The solution would be to provide a health endpoint which returns 200 only when the rails server is ready to accept connections.
Rails itself already has this feature included, but it seams to not be available through Zammad at the moment: Rails::HealthController
I think that would be a great improvement for the stability of Zammad.
Differentiation of Zammad Monitoring: Requires auth token and returns the health of the complete setup not a single container
@simonhir thanks for the proposal! To clarify this first, I would like to understand better what the issue is.
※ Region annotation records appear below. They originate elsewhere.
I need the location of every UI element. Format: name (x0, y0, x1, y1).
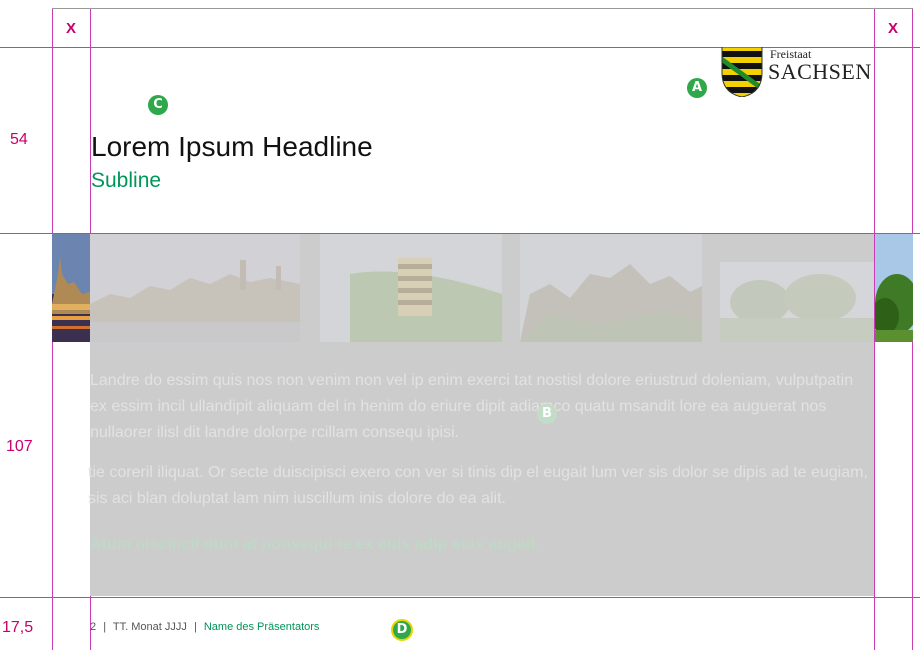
measurement-middle: 107 (6, 438, 33, 455)
footer-presenter: Name des Präsentators (203, 621, 320, 633)
photo-dresden (90, 234, 300, 342)
footer-page-number: 2 (90, 621, 97, 633)
corner-marker-right: X (887, 20, 898, 37)
footer-separator-2: | (193, 621, 197, 633)
badge-c: C (148, 95, 168, 115)
footer: 2 | TT. Monat JJJJ | Name des Präsentato… (90, 621, 319, 633)
body-highlight: Atum niscincil dunt at nonsequi te ex eu… (90, 536, 540, 553)
footer-date: TT. Monat JJJJ (112, 621, 187, 633)
body-paragraph-1: Landre do essim quis nos non venim non v… (90, 372, 854, 441)
side-photo-right (875, 234, 913, 342)
badge-a: A (687, 78, 707, 98)
headline: Lorem Ipsum Headline (91, 131, 373, 162)
measurement-top: 54 (10, 131, 28, 148)
guide-body-bottom (0, 597, 920, 598)
badge-d: D (391, 619, 413, 641)
coat-of-arms-icon (721, 47, 763, 97)
subline: Subline (91, 169, 162, 192)
photo-park (720, 262, 874, 342)
photo-rocks (520, 234, 702, 342)
badge-b: B (537, 404, 557, 424)
content-placeholder-area: Landre do essim quis nos non venim non v… (88, 234, 874, 596)
body-paragraph-2: tie coreril iliquat. Or secte duiscipisc… (88, 464, 868, 507)
measurement-bottom: 17,5 (2, 619, 34, 636)
sachsen-logo: Freistaat SACHSEN (720, 47, 874, 99)
guide-top-frame (52, 8, 913, 9)
footer-separator-1: | (103, 621, 107, 633)
side-photo-left (52, 234, 90, 342)
photo-flag (320, 234, 502, 342)
logo-sachsen: SACHSEN (768, 59, 872, 84)
corner-marker-left: X (65, 20, 76, 37)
Currently, we have
readinessProbe:
httpGet:
path: /
port: 3000
failureThreshold: 5
timeoutSeconds: 5
This does perform a regular HTTP call to the Rails application, so I would assume that it has to have booted first before answering the request here. Is this not the case? What exactly happens when it goes wrong?
@simonhir I just tried to reproduce this unsuccessfully.
To do this, I placed an artificial delay in one of our intializer files (sleep 10
) to prolong the startup period. When starting the puma web server, it only starts listening on the port after the initialization period is completed. During that period, HTTP calls fail:
curl localhost:3000
curl: (7) Failed to connect to localhost port 3000 after 0 ms: Couldn't connect to server
Afterwards, the correct content is immediately served. Therefore I wonder if the described issue actually exists, since the readiness probe does perform HTTP calls.